S63845 selectively inhibits MCL1. Two other small molecules were discussed during AACR 2017 which inhibit MCL1; these were AZD5991 and AMG176.
Initial in vivo trials performed with venetoclax in CLL showed positive data at 100–200mg daily dose, including a rapid improvement in CLL burden, which was replicated in in vitro studies. During a dose-escalation phase I study, it was found that 400mg daily was the optimum dose for a phase II trial, given the higher toxicities reported at higher doses. The response rates from this trial were also presented.
The subsequent venetoclax phase II study was also discussed this time with R/R CLL patients who had the del17p mutation. Data included a 12-month estimated PFS of 72%, and OS of 86.7%. Discontinuations and dose reductions at 400mg per day were shown to be ‘uncommon’, however, tumor lysis syndrome and febrile neutropenia presented in 3% and 6% of patients, respectively.
Subsequently, venetoclax has gone on to be trialed in other B-cell malignancies as summarized by the slide below:
As reported in January, a phase 1b combination trial of venetoclax with rituximab has been published by John Seymour. Another study, the AIM trial in R/R MCL, is ongoing using venetoclax in combination with ibrutinib, and this data will be presented during ASCO 2017.

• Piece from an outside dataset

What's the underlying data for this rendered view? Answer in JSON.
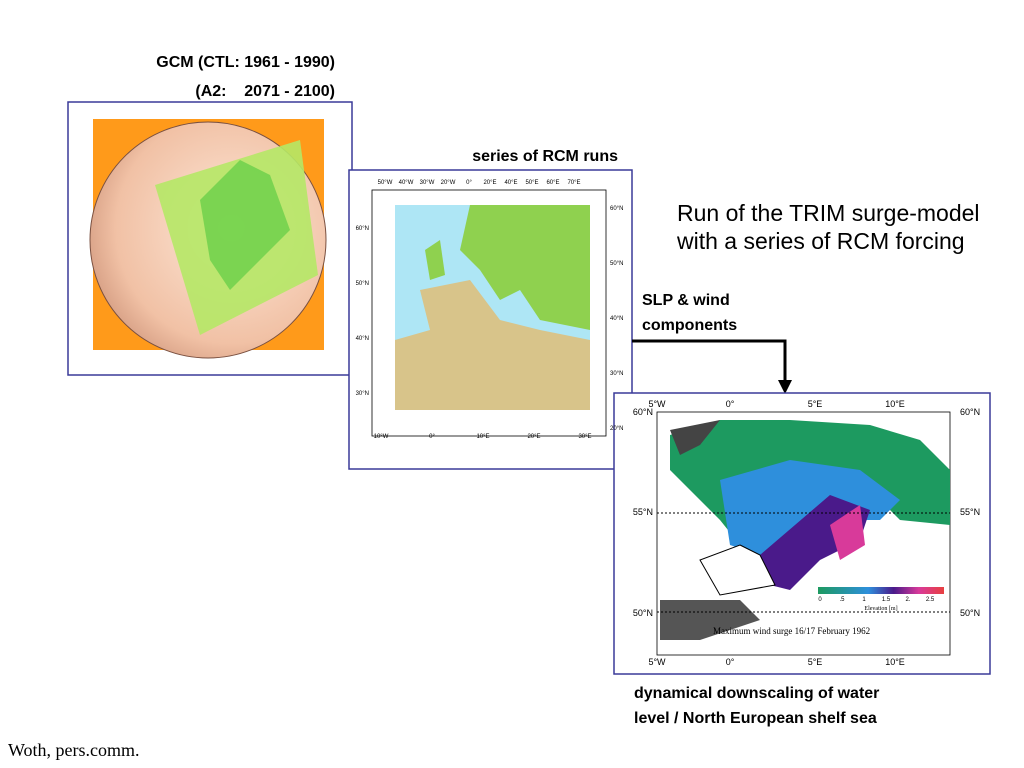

Inhibitors of MCL-1 that were mentioned during the talk were S63845, AMG176, and AZD5991. Information presented did not include any trial data, but did include data showing that 17/25 Myeloma cell lines were sensitive to MCL-1 inhibition with S63845. Data was also shown in Acute Myeloid Leukemia (AML) cell lines, indicating that 8/25 cell lines were highly sensitive to MCL-1 inhibition with S63845. Some efficacy has also been seen in NHL.
In summary, Professor Roberts stated that biomarkers will be needed to find which patients’ diseases are most suited to certain inhibitors, and that both combination venetoclax trials and phase I MCL-1 trials are ongoing.
- Roberts A.W. Targeting BCL2 and MCL 1 in blood cancers: Practice, pitfalls, and possibilities [Presentation]. In: Proceedings of the 107th Annual Meeting of the American Association for Cancer Research; 2017 Apr 1-5; Washington, DC. Philadelphia (PA): AACR; 2017. Session nr [RADT13].